Ünlü Kalp Cerrahı, Kazakistan’ın Dünya Standartlarındaki Başarılarını Vurguluyor

Ünlü bir kalp cerrahı olan Yuriy Pya, mütevazı ve hırslı bir karakterdir ve Kazakistan’ın kendi yeteneklerine ve potansiyeline inanarak zorlu çalışmaları sayesinde dikkate değer başarılar elde etmiştir. Dışişleri Bakanlığı tarafından Kazakistan’ın imajını yurtdışında tanıtmadaki önemli katkılarından dolayı Kazakistan’ın İyi Niyet Elçisi olarak atanan Pya, gençlere burada Kazakistan’da dünyayı değiştirebilecek başarıları gerçekleştirmenin mümkün olduğunu göstermek için hem bir elçi olarak hem de kişisel olarak görevinin başında olduğunu vurguladı.
Kalp Merkezi’nin Neler Yaptığı
Mükemmellik merkezi olarak belirlenen Üniversite Tıp Merkezi (UMC), her gün hayat kurtaran Yuriy Pya ve meslektaşları tarafından yönetilmektedir. Merkezin ünü uluslararası alanda büyümüş, yabancı hastalar tedavi aramak için gelmekte ve böylece Kazakistan’ı kalp cerrahisinde lider olarak daha da perçinlemişlerdir. UMC, çok sayıda kalp, akciğer, karaciğer, böbrek, kemik iliği nakili gerçekleştirmiştir ve bu tür ameliyatlar insanların hayatlarını kurtarmak için en ileri türler arasında kabul edilmektedir.

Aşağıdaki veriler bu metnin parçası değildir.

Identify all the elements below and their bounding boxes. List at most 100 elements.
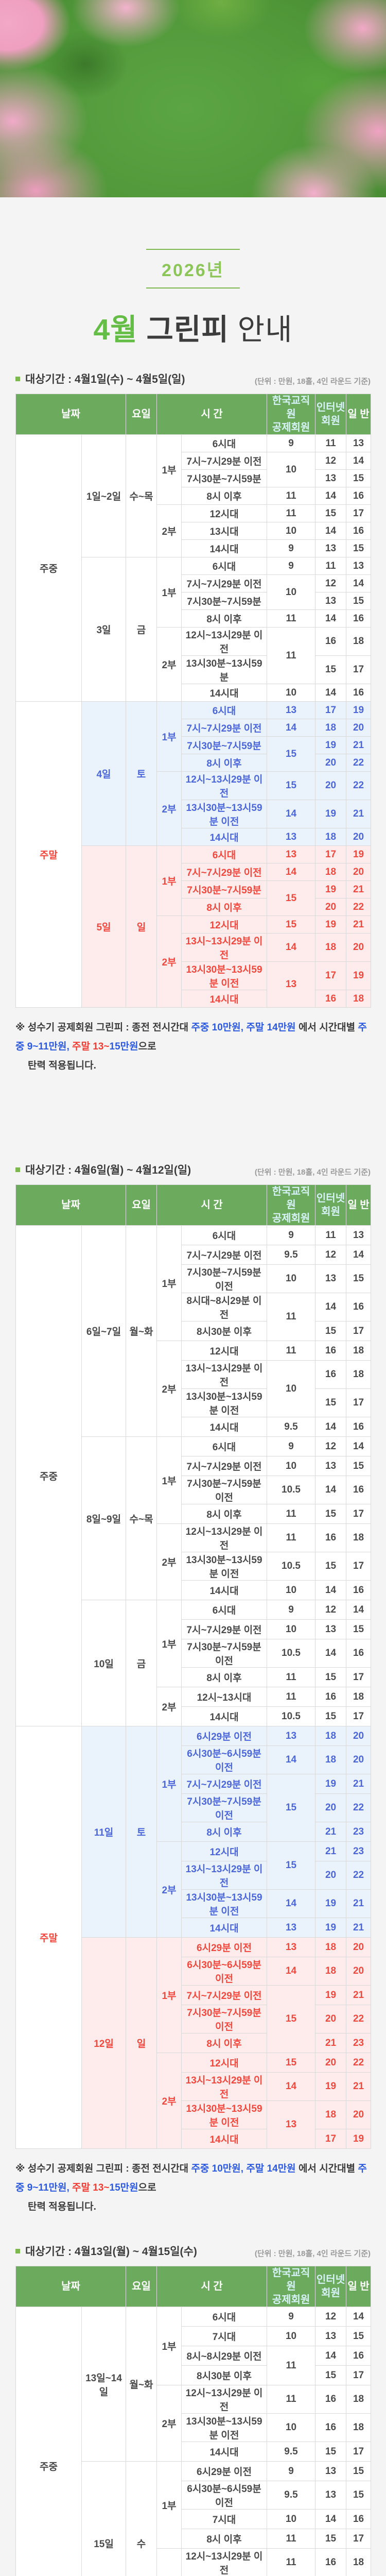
page-header: 2026년 4월 그린피 안내 [0,197,386,371]
internet-fee-cell: 18 [315,1937,347,1957]
fee-table: 날짜 요일 시 간 한국교직원 공제회원 인터넷 회원 일 반 주중 6일~7일 월~화 1부 6시대 9… [15,1184,372,2149]
part-cell: 1부 [156,557,182,628]
daytype-cell: 주중 [15,1225,82,1726]
fee-row: 13시30분~13시59분 이전 10 16 18 [16,2413,372,2442]
time-cell: 14시대 [181,2129,268,2149]
general-fee-cell: 22 [346,1861,372,1890]
divider [146,287,240,289]
member-fee-cell: 13 [267,1918,316,1938]
date-cell: 8일~9일 [81,1436,126,1600]
time-cell: 6시대 [181,701,268,719]
general-fee-cell: 20 [346,828,372,846]
general-fee-cell: 18 [346,2548,372,2576]
internet-fee-cell: 19 [315,736,347,754]
general-fee-cell: 16 [346,609,372,628]
part-cell: 2부 [156,2548,182,2576]
unit-note: (단위 : 만원, 18홀, 4인 라운드 기준) [254,377,371,386]
fee-row: 7시~7시29분 이전 14 18 20 [16,719,372,737]
member-fee-cell: 13 [267,828,316,846]
member-fee-cell: 15 [267,1841,316,1890]
time-cell: 8시대~8시29분 이전 [181,1293,268,1321]
time-cell: 7시대 [181,2326,268,2346]
period-label: 대상기간 : 4월13일(월) ~ 4월15일(수) [15,2243,197,2259]
table-notes: ※ 성수기 공제회원 그린피 : 종전 전시간대 주중 10만원, 주말 14만… [15,1018,371,1075]
general-fee-cell: 13 [346,557,372,575]
fee-row: 14시대 10 14 16 [16,684,372,702]
date-cell: 1일~2일 [81,434,126,557]
member-fee-cell: 9.5 [267,1417,316,1437]
period-header: 대상기간 : 4월6일(월) ~ 4월12일(일) (단위 : 만원, 18홀, … [15,1162,371,1177]
fee-row: 14시대 17 19 [16,2129,372,2149]
internet-fee-cell: 17 [315,845,347,863]
member-fee-cell: 11 [267,1293,316,1341]
general-fee-cell: 17 [346,2442,372,2462]
general-fee-cell: 17 [346,504,372,522]
general-fee-cell: 14 [346,1436,372,1456]
column-header: 요일 [126,1184,157,1226]
general-fee-cell: 19 [346,701,372,719]
column-header: 한국교직원 공제회원 [267,2266,316,2307]
time-cell: 7시30분~7시59분 [181,469,268,487]
general-fee-cell: 23 [346,1822,372,1842]
column-header: 시 간 [156,1184,268,1226]
member-fee-cell: 15 [267,2053,316,2073]
fee-row: 13시~13시29분 이전 14 19 21 [16,2072,372,2101]
internet-fee-cell: 15 [315,1321,347,1341]
internet-fee-cell: 12 [315,1600,347,1620]
member-fee-cell: 10 [267,2413,316,2442]
member-fee-cell: 13 [267,1726,316,1746]
fee-table-head: 날짜 요일 시 간 한국교직원 공제회원 인터넷 회원 일 반 [15,2266,372,2307]
dow-cell: 수 [126,2461,157,2576]
internet-fee-cell: 19 [315,1918,347,1938]
text-segment: 으로 [138,1041,156,1052]
general-fee-cell: 18 [346,1523,372,1552]
time-cell: 6시29분 이전 [181,2461,268,2481]
time-cell: 13시30분~13시59분 이전 [181,1388,268,1417]
general-fee-cell: 21 [346,916,372,934]
general-fee-cell: 21 [346,1889,372,1918]
time-cell: 7시~7시29분 이전 [181,452,268,470]
general-fee-cell: 17 [346,1321,372,1341]
member-fee-cell: 10 [267,684,316,702]
fee-row: 15일 수 1부 6시29분 이전 9 13 15 [16,2461,372,2576]
fee-row: 2부 12시대 11 16 18 [16,1341,372,1437]
fee-row: 13시30분~13시59분 이전 13 17 19 [16,961,372,1008]
member-fee-cell: 15 [267,771,316,800]
general-fee-cell: 17 [346,1552,372,1581]
member-fee-cell: 11 [267,2529,316,2549]
internet-fee-cell: 14 [315,1580,347,1600]
time-cell: 8시~8시29분 이전 [181,2346,268,2366]
fee-row: 주말 4일 토 1부 6시대 13 17 19 [15,701,372,1008]
time-cell: 12시~13시29분 이전 [181,2385,268,2414]
fee-row: 14시대 13 19 21 [16,1918,372,1938]
member-fee-cell: 11 [267,1667,316,1687]
fee-row: 7시~7시29분 이전 14 18 20 [16,863,372,881]
general-fee-cell: 20 [346,1745,372,1774]
member-fee-cell: 10 [267,574,316,610]
time-cell: 7시~7시29분 이전 [181,719,268,737]
internet-fee-cell: 18 [315,828,347,846]
dow-cell: 일 [126,1937,157,2149]
fee-row: 2부 12시대 15 20 22 [16,2053,372,2149]
fee-row: 주중 1일~2일 수~목 1부 6시대 9 11 13 [15,434,372,702]
internet-fee-cell: 20 [315,2005,347,2033]
internet-fee-cell: 13 [315,1619,347,1639]
time-cell: 13시~13시29분 이전 [181,1360,268,1389]
date-cell: 12일 [81,1937,126,2149]
time-cell: 8시 이후 [181,2033,268,2053]
text-segment: 탄력 적용됩니다. [28,2201,96,2212]
member-fee-cell: 14 [267,863,316,881]
internet-fee-cell: 15 [315,2442,347,2462]
internet-fee-cell: 11 [315,557,347,575]
fee-row: 13시~13시29분 이전 10 16 18 [16,1360,372,1417]
dow-cell: 일 [126,845,157,1008]
general-fee-cell: 20 [346,1726,372,1746]
general-fee-cell: 21 [346,1985,372,2005]
time-cell: 7시30분~7시59분 이전 [181,1476,268,1504]
part-cell: 1부 [156,1937,182,2053]
time-cell: 14시대 [181,1706,268,1726]
column-header: 요일 [126,394,157,435]
column-header: 인터넷 회원 [315,2266,347,2307]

Bugün artık başarılı bir konumda olan Pya’nın yolculuğu zorluklarla başladı. Kırsal öğretmenlerin bir ailesine doğan Pya, başlangıçta mühendis ya da fizikçi olmak istemiş, gökyüzündeki bedensel cisimleri ve uzayı çalışmayı arzulamıştı. Moskova Fizik ve Teknoloji Enstitüsü’ne başarısız denemelerden sonra annesi cerrahlığı bir kariyer olarak önerdi. Pya, tıp kariyerine genel cerrah ve travmatolog olarak başladı, sonunda gerçek tutkusunun kalp cerrahisinde olduğunu keşfetti.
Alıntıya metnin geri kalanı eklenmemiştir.